A few weeks ago, CPE Staff Economist Jerry Friedman wrote an Econ-Atrocity reviewing Bill McKibben’s new book, Deep Economy. Though he says McKibben “has written a clear attack on much of what ails us,” Friedman nonetheless criticizes McKibben for approaching the environmental and social problems of the day from an individualist perspective. For all that McKibben wants to promote and revive “community,” he has the attitude (says Friedman) of a “personal Salvationist . . . [who thinks that] the enemy [is] ourselves: we use too much, waste too much, want too much; and the only salvation for the environment is to change our preferences, use less, recycle more, and choose to live simply.” What McKibben misunderstands or ignores, Friedman argues, is the power of social institutions to drive behavior, regardless of the desires and seemingly free choices of individuals.

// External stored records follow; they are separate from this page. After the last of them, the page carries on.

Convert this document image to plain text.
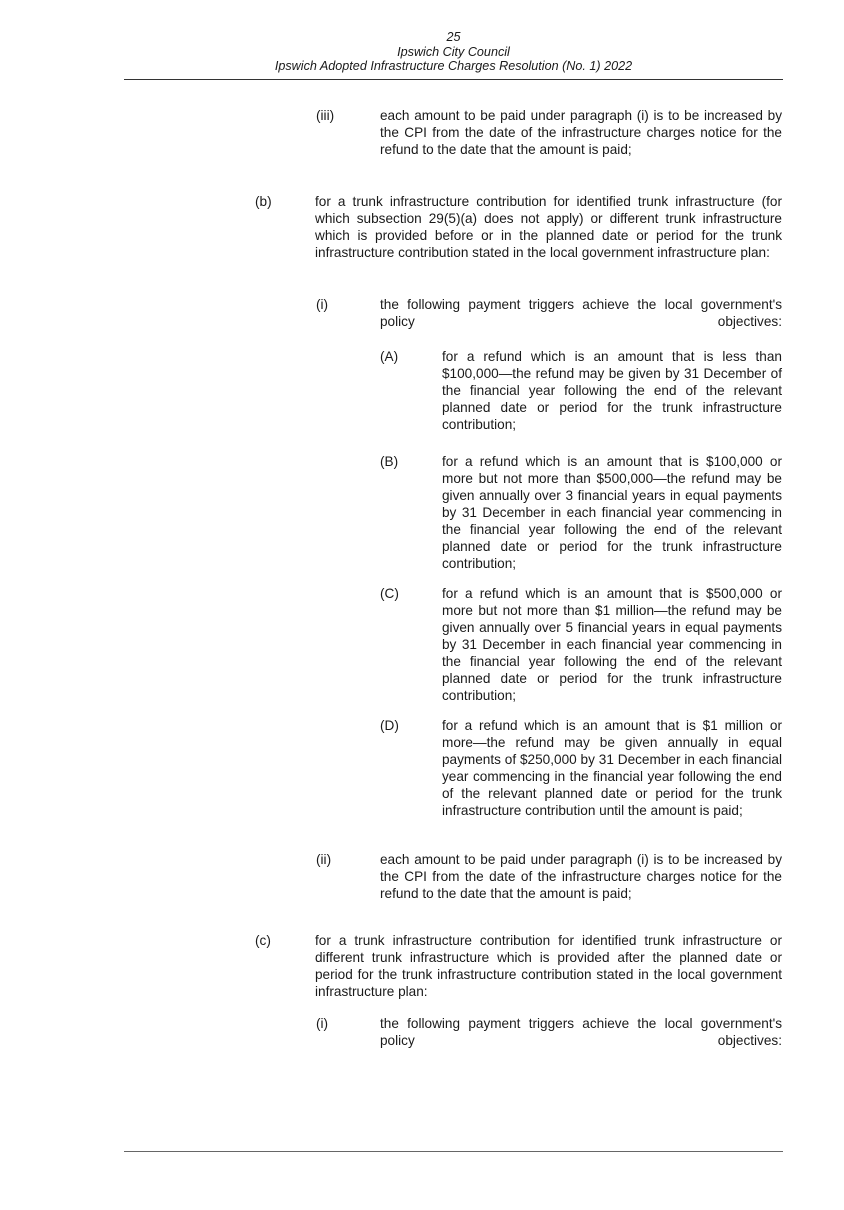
25
Ipswich City Council
Ipswich Adopted Infrastructure Charges Resolution (No. 1) 2022
(iii)	each amount to be paid under paragraph (i) is to be increased by the CPI from the date of the infrastructure charges notice for the refund to the date that the amount is paid;
(b)	for a trunk infrastructure contribution for identified trunk infrastructure (for which subsection 29(5)(a) does not apply) or different trunk infrastructure which is provided before or in the planned date or period for the trunk infrastructure contribution stated in the local government infrastructure plan:
(i)	the following payment triggers achieve the local government's policy objectives:
(A)	for a refund which is an amount that is less than $100,000—the refund may be given by 31 December of the financial year following the end of the relevant planned date or period for the trunk infrastructure contribution;
(B)	for a refund which is an amount that is $100,000 or more but not more than $500,000—the refund may be given annually over 3 financial years in equal payments by 31 December in each financial year commencing in the financial year following the end of the relevant planned date or period for the trunk infrastructure contribution;
(C)	for a refund which is an amount that is $500,000 or more but not more than $1 million—the refund may be given annually over 5 financial years in equal payments by 31 December in each financial year commencing in the financial year following the end of the relevant planned date or period for the trunk infrastructure contribution;
(D)	for a refund which is an amount that is $1 million or more—the refund may be given annually in equal payments of $250,000 by 31 December in each financial year commencing in the financial year following the end of the relevant planned date or period for the trunk infrastructure contribution until the amount is paid;
(ii)	each amount to be paid under paragraph (i) is to be increased by the CPI from the date of the infrastructure charges notice for the refund to the date that the amount is paid;
(c)	for a trunk infrastructure contribution for identified trunk infrastructure or different trunk infrastructure which is provided after the planned date or period for the trunk infrastructure contribution stated in the local government infrastructure plan:
(i)	the following payment triggers achieve the local government's policy objectives:
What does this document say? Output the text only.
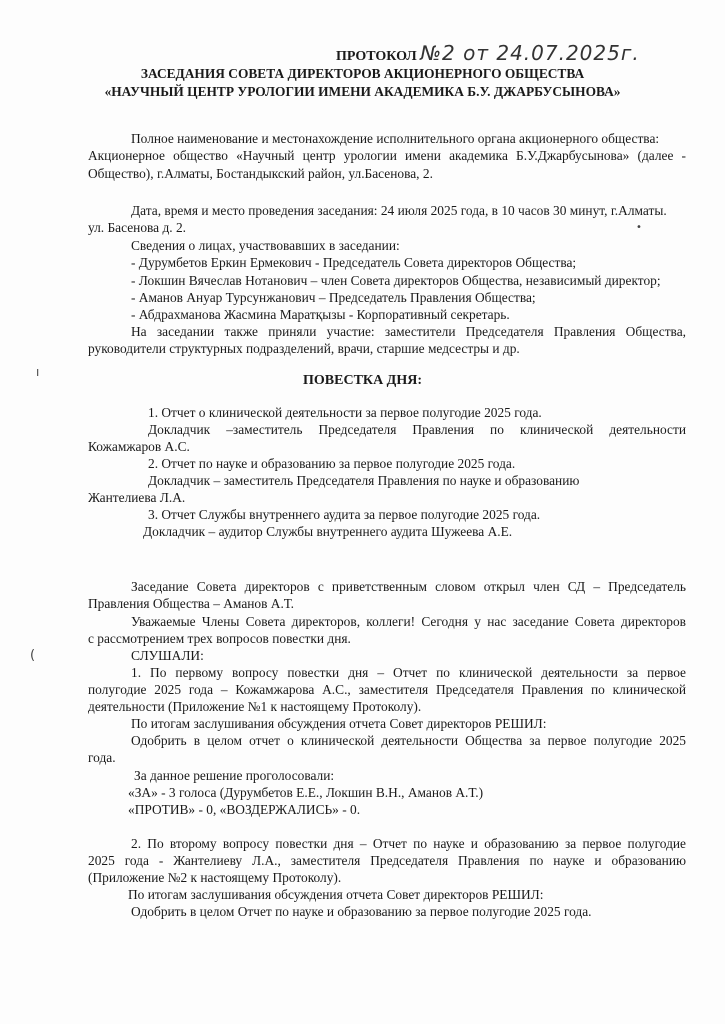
ПРОТОКОЛ №2 от 24.07.2025г.
ЗАСЕДАНИЯ СОВЕТА ДИРЕКТОРОВ АКЦИОНЕРНОГО ОБЩЕСТВА
«НАУЧНЫЙ ЦЕНТР УРОЛОГИИ ИМЕНИ АКАДЕМИКА Б.У. ДЖАРБУСЫНОВА»
Полное наименование и местонахождение исполнительного органа акционерного общества:
Акционерное общество «Научный центр урологии имени академика Б.У.Джарбусынова» (далее -
Общество), г.Алматы, Бостандыкский район, ул.Басенова, 2.
Дата, время и место проведения заседания: 24 июля 2025 года, в 10 часов 30 минут, г.Алматы.
ул. Басенова д. 2.	•
Сведения о лицах, участвовавших в заседании:
- Дурумбетов Еркин Ермекович - Председатель Совета директоров Общества;
- Локшин Вячеслав Нотанович – член Совета директоров Общества, независимый директор;
- Аманов Ануар Турсунжанович – Председатель Правления Общества;
- Абдрахманова Жасмина Маратқызы - Корпоративный секретарь.
На заседании также приняли участие: заместители Председателя Правления Общества,
руководители структурных подразделений, врачи, старшие медсестры и др.
ı
ПОВЕСТКА ДНЯ:
1. Отчет о клинической деятельности за первое полугодие 2025 года.
Докладчик –заместитель Председателя Правления по клинической деятельности
Кожамжаров А.С.
2. Отчет по науке и образованию за первое полугодие 2025 года.
Докладчик – заместитель Председателя Правления по науке и образованию
Жантелиева Л.А.
3. Отчет Службы внутреннего аудита за первое полугодие 2025 года.
Докладчик – аудитор Службы внутреннего аудита Шужеева А.Е.
Заседание Совета директоров с приветственным словом открыл член СД – Председатель
Правления Общества – Аманов А.Т.
Уважаемые Члены Совета директоров, коллеги! Сегодня у нас заседание Совета директоров
с рассмотрением трех вопросов повестки дня.
СЛУШАЛИ:
(
1. По первому вопросу повестки дня – Отчет по клинической деятельности за первое
полугодие 2025 года – Кожамжарова А.С., заместителя Председателя Правления по клинической
деятельности (Приложение №1 к настоящему Протоколу).
По итогам заслушивания обсуждения отчета Совет директоров РЕШИЛ:
Одобрить в целом отчет о клинической деятельности Общества за первое полугодие 2025
года.
За данное решение проголосовали:
«ЗА» - 3 голоса (Дурумбетов Е.Е., Локшин В.Н., Аманов А.Т.)
«ПРОТИВ» - 0, «ВОЗДЕРЖАЛИСЬ» - 0.
2. По второму вопросу повестки дня – Отчет по науке и образованию за первое полугодие
2025 года - Жантелиеву Л.А., заместителя Председателя Правления по науке и образованию
(Приложение №2 к настоящему Протоколу).
По итогам заслушивания обсуждения отчета Совет директоров РЕШИЛ:
Одобрить в целом Отчет по науке и образованию за первое полугодие 2025 года.
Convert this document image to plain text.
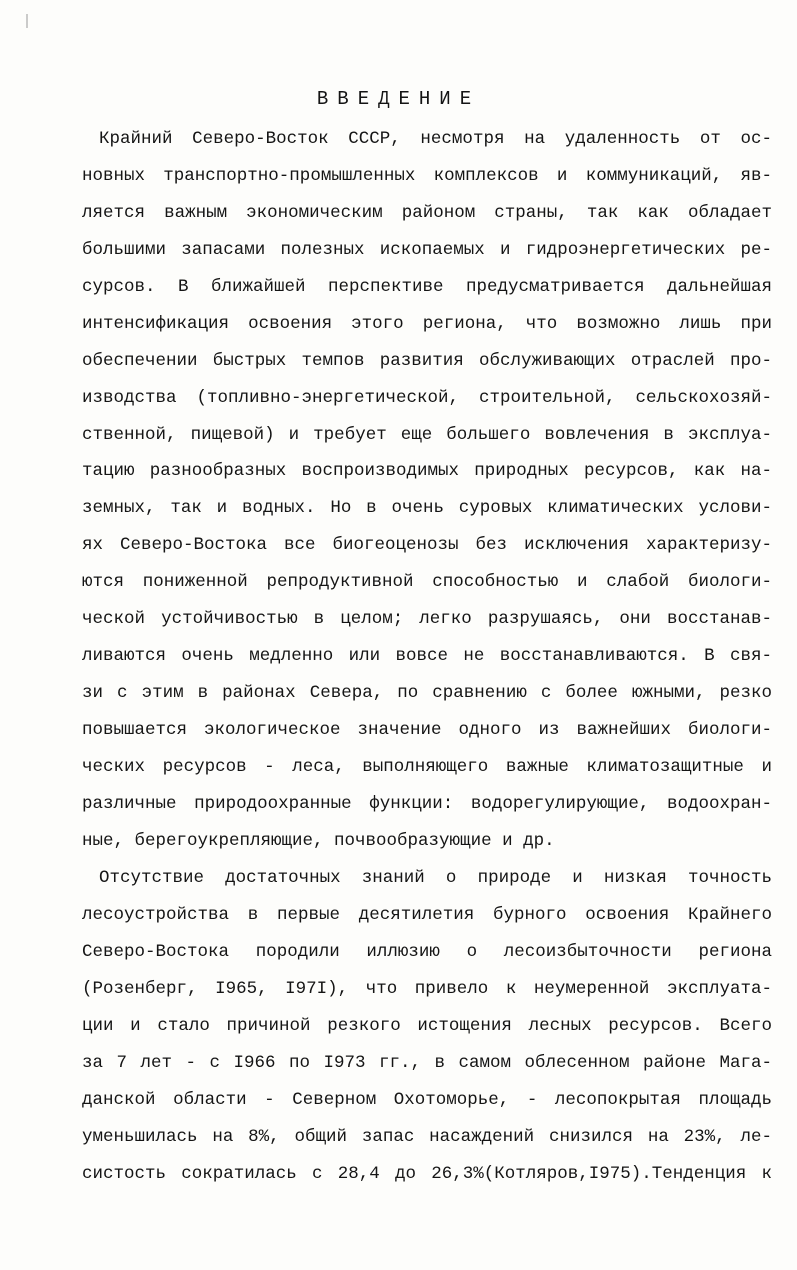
ВВЕДЕНИЕ
Крайний Северо-Восток СССР, несмотря на удаленность от ос-
новных транспортно-промышленных комплексов и коммуникаций, яв-
ляется важным экономическим районом страны, так как обладает
большими запасами полезных ископаемых и гидроэнергетических ре-
сурсов. В ближайшей перспективе предусматривается дальнейшая
интенсификация освоения этого региона, что возможно лишь при
обеспечении быстрых темпов развития обслуживающих отраслей про-
изводства (топливно-энергетической, строительной, сельскохозяй-
ственной, пищевой) и требует еще большего вовлечения в эксплуа-
тацию разнообразных воспроизводимых природных ресурсов, как на-
земных, так и водных. Но в очень суровых климатических услови-
ях Северо-Востока все биогеоценозы без исключения характеризу-
ются пониженной репродуктивной способностью и слабой биологи-
ческой устойчивостью в целом; легко разрушаясь, они восстанав-
ливаются очень медленно или вовсе не восстанавливаются. В свя-
зи с этим в районах Севера, по сравнению с более южными, резко
повышается экологическое значение одного из важнейших биологи-
ческих ресурсов - леса, выполняющего важные климатозащитные и
различные природоохранные функции: водорегулирующие, водоохран-
ные, берегоукрепляющие, почвообразующие и др.
Отсутствие достаточных знаний о природе и низкая точность
лесоустройства в первые десятилетия бурного освоения Крайнего
Северо-Востока породили иллюзию о лесоизбыточности региона
(Розенберг, I965, I97I), что привело к неумеренной эксплуата-
ции и стало причиной резкого истощения лесных ресурсов. Всего
за 7 лет - с I966 по I973 гг., в самом облесенном районе Мага-
данской области - Северном Охотоморье, - лесопокрытая площадь
уменьшилась на 8%, общий запас насаждений снизился на 23%, ле-
систость сократилась с 28,4 до 26,3%(Котляров,I975).Тенденция к
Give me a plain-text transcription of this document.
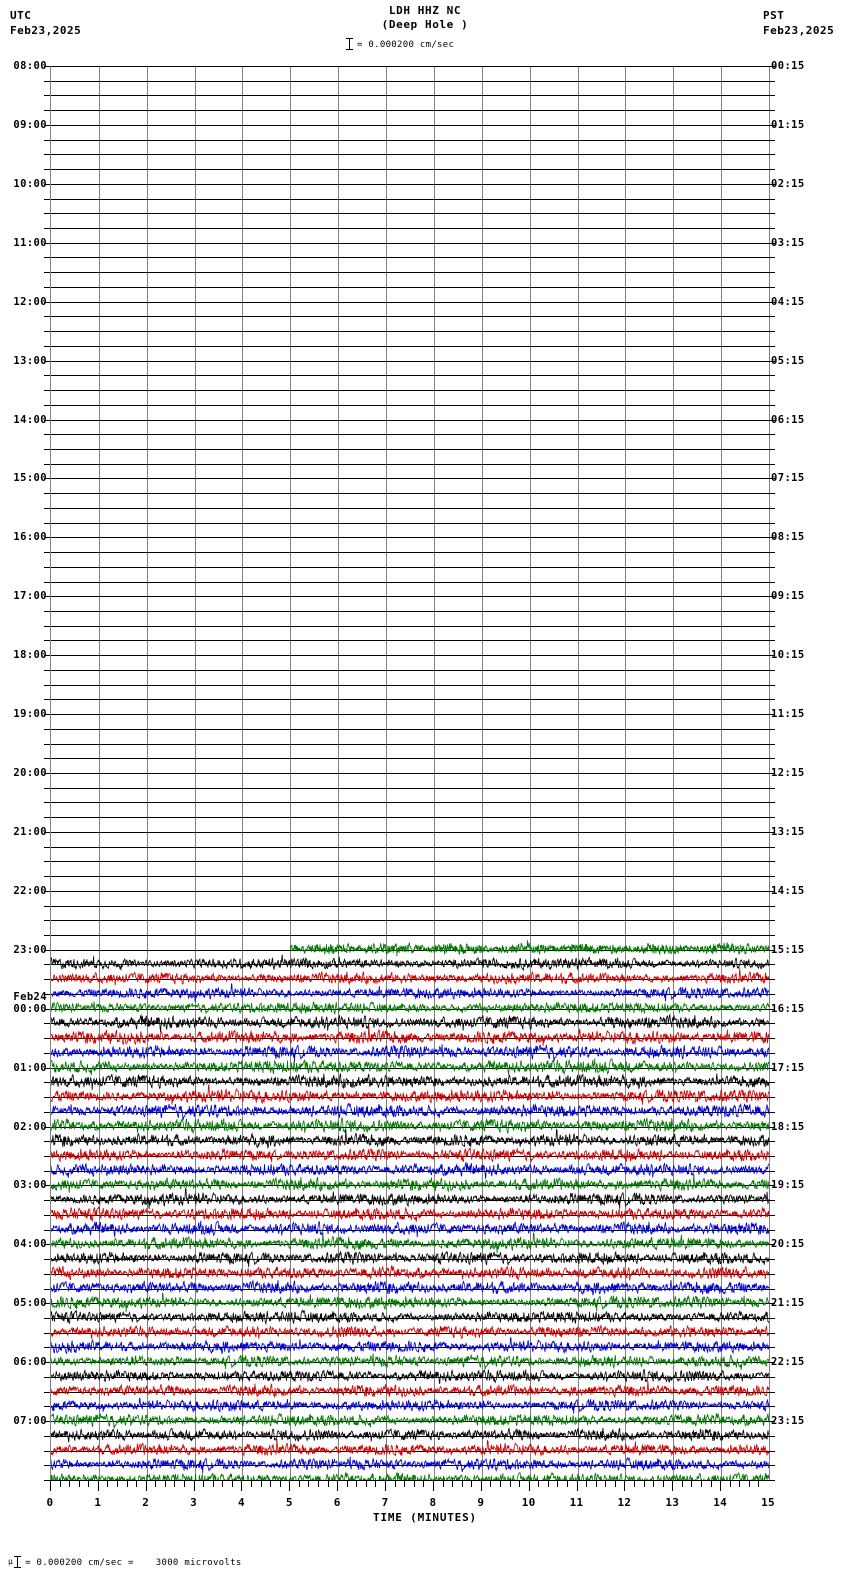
UTC
Feb23,2025
LDH HHZ NC
(Deep Hole )
= 0.000200 cm/sec
PST
Feb23,2025
08:00
09:00
10:00
11:00
12:00
13:00
14:00
15:00
16:00
17:00
18:00
19:00
20:00
21:00
22:00
23:00
00:00
01:00
02:00
03:00
04:00
05:00
06:00
07:00
Feb24
00:15
01:15
02:15
03:15
04:15
05:15
06:15
07:15
08:15
09:15
10:15
11:15
12:15
13:15
14:15
15:15
16:15
17:15
18:15
19:15
20:15
21:15
22:15
23:15
0	1	2	3	4	5	6	7	8	9	10	11	12	13	14	15
TIME (MINUTES)
μ = 0.000200 cm/sec = 3000 microvolts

I think that Friedman will find solace in Peter Barnes’ recent book, Capitalism 3.0: A Guide to Reclaiming the Commons, since Barnes’ approach is definitively institutional. The problem, according to Barnes, is that the structure of the economy and society leave too much power in the hands of corporate capitalism. Even if all the CEOs and boards of directors and politicians were replaced with kind-hearted souls like McKibben, we would still face pretty much the same issues of environmental decay, economic inequality, and other social ills—the logic of capitalism and the legal structure of private property rights force the leaders of corporations to do what they currently do. He learned this from personal experience as co-owner and manager of several business ventures, most famously Working Assets (a telephone and credit card company that donates one percent of gross revenues to progressive charitable organizations). “I’d tested the system for twenty years, pushing it toward multiple bottom lines [that consider social and environmental impacts in addition to profit concerns] as far as I possibly could. I’d dealt with executives and investors who truly cared about nature, employees, and communities. Yet in the end, I’d come to see that all these well-intentioned people, even as their numbers grew, couldn’t shake the larger system loose from its dominant bottom line of profit.” (Ironically, Bill McKibben is quoted on the front cover of Capitalism 3.0 helping to promote Barnes’ book.)